Josie, in the bed next to me, is new. Her husband has not yet come and she still thinks he will. Frank is one of the few. Josie hasn’t yet learned that we don’t mention our husbands, out of respect for the women whose men don’t show.
Edith is across from us. Her husband hasn’t been here in months.
When Frank’s face appears at the window, today is different—he holds up flowers.
Josie turns her face toward me on the mattress. “That’s wrong,” she says. Her voice is edged with ice. “You shouldn’t brag.”
“I didn’t say anything!” I scoff. If she means to argue with me it can wait until after Frank leaves. For now I want to memorize him, though I am not close enough to see the details, only what must be a grey scruff uncharacteristically covering his face, his usual cropped hair growing out. He raises the flowers again so I can see them, in front of his face, then lowers them, pointing at me and mouthing the word “You.” Could I have missed the first part?

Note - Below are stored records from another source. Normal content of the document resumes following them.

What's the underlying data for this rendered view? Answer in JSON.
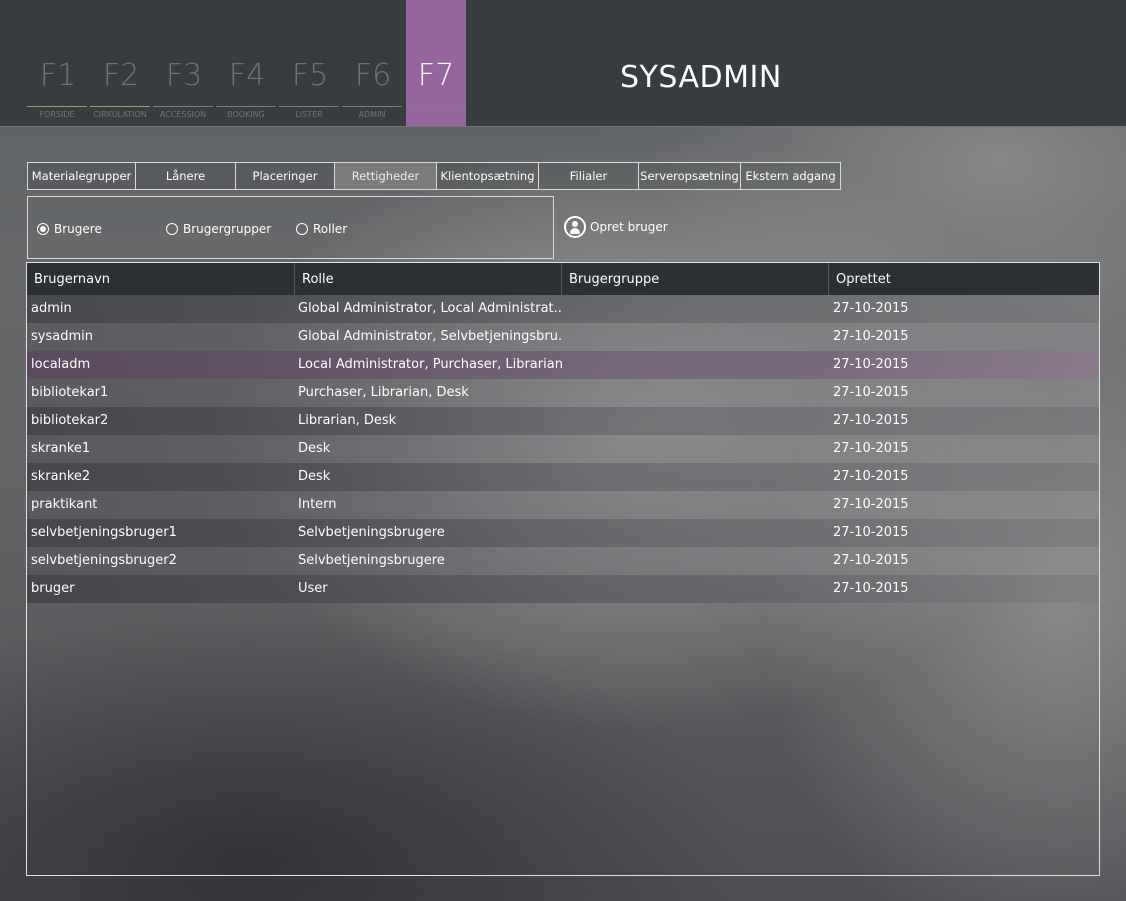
{
  "fkeys": [
    {
      "key": "F1",
      "label": "FORSIDE"
    },
    {
      "key": "F2",
      "label": "CIRKULATION"
    },
    {
      "key": "F3",
      "label": "ACCESSION"
    },
    {
      "key": "F4",
      "label": "BOOKING"
    },
    {
      "key": "F5",
      "label": "LISTER"
    },
    {
      "key": "F6",
      "label": "ADMIN"
    },
    {
      "key": "F7",
      "label": ""
    }
  ],
  "app_title": "SYSADMIN",
  "accent_color": "#96649e",
  "tabs": [
    "Materialegrupper",
    "Lånere",
    "Placeringer",
    "Rettigheder",
    "Klientopsætning",
    "Filialer",
    "Serveropsætning",
    "Ekstern adgang"
  ],
  "active_tab": "Rettigheder",
  "radios": {
    "brugere": "Brugere",
    "brugergrupper": "Brugergrupper",
    "roller": "Roller",
    "selected": "Brugere"
  },
  "create_user_label": "Opret bruger",
  "table": {
    "columns": [
      "Brugernavn",
      "Rolle",
      "Brugergruppe",
      "Oprettet"
    ],
    "rows": [
      [
        "admin",
        "Global Administrator, Local Administrat...",
        "",
        "27-10-2015"
      ],
      [
        "sysadmin",
        "Global Administrator, Selvbetjeningsbru...",
        "",
        "27-10-2015"
      ],
      [
        "localadm",
        "Local Administrator, Purchaser, Librarian...",
        "",
        "27-10-2015"
      ],
      [
        "bibliotekar1",
        "Purchaser, Librarian, Desk",
        "",
        "27-10-2015"
      ],
      [
        "bibliotekar2",
        "Librarian, Desk",
        "",
        "27-10-2015"
      ],
      [
        "skranke1",
        "Desk",
        "",
        "27-10-2015"
      ],
      [
        "skranke2",
        "Desk",
        "",
        "27-10-2015"
      ],
      [
        "praktikant",
        "Intern",
        "",
        "27-10-2015"
      ],
      [
        "selvbetjeningsbruger1",
        "Selvbetjeningsbrugere",
        "",
        "27-10-2015"
      ],
      [
        "selvbetjeningsbruger2",
        "Selvbetjeningsbrugere",
        "",
        "27-10-2015"
      ],
      [
        "bruger",
        "User",
        "",
        "27-10-2015"
      ]
    ],
    "selected_row": "localadm"
  }
}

I try and imagine his German accent, imagine him saying “I love you.”
“Look at me!” Josie hisses and I reflexively shift my eyes to her, then back to Frank again. His eyes show concern; his brows furrow. “Stop!” Josie yells when I look away.
And then Frank is gone, slipped from view.
“You witch!” I scream at Josie. “You jealous witch!”
“Stop! The two of you!” This from Edith, across the row. The outburst surprises us; we stop. My pulse beats in my throat. It is quiet in the ward.
“Pity her,” Edith says. “She will die soon. That’s what the flowers mean.”
I try and swallow but I can’t take in enough breath. The flowers signal something, that’s certain, but whether it’s death or release from the ward, I cannot say.
Both options offer freedom. I close my eyes and realize I would welcome either one.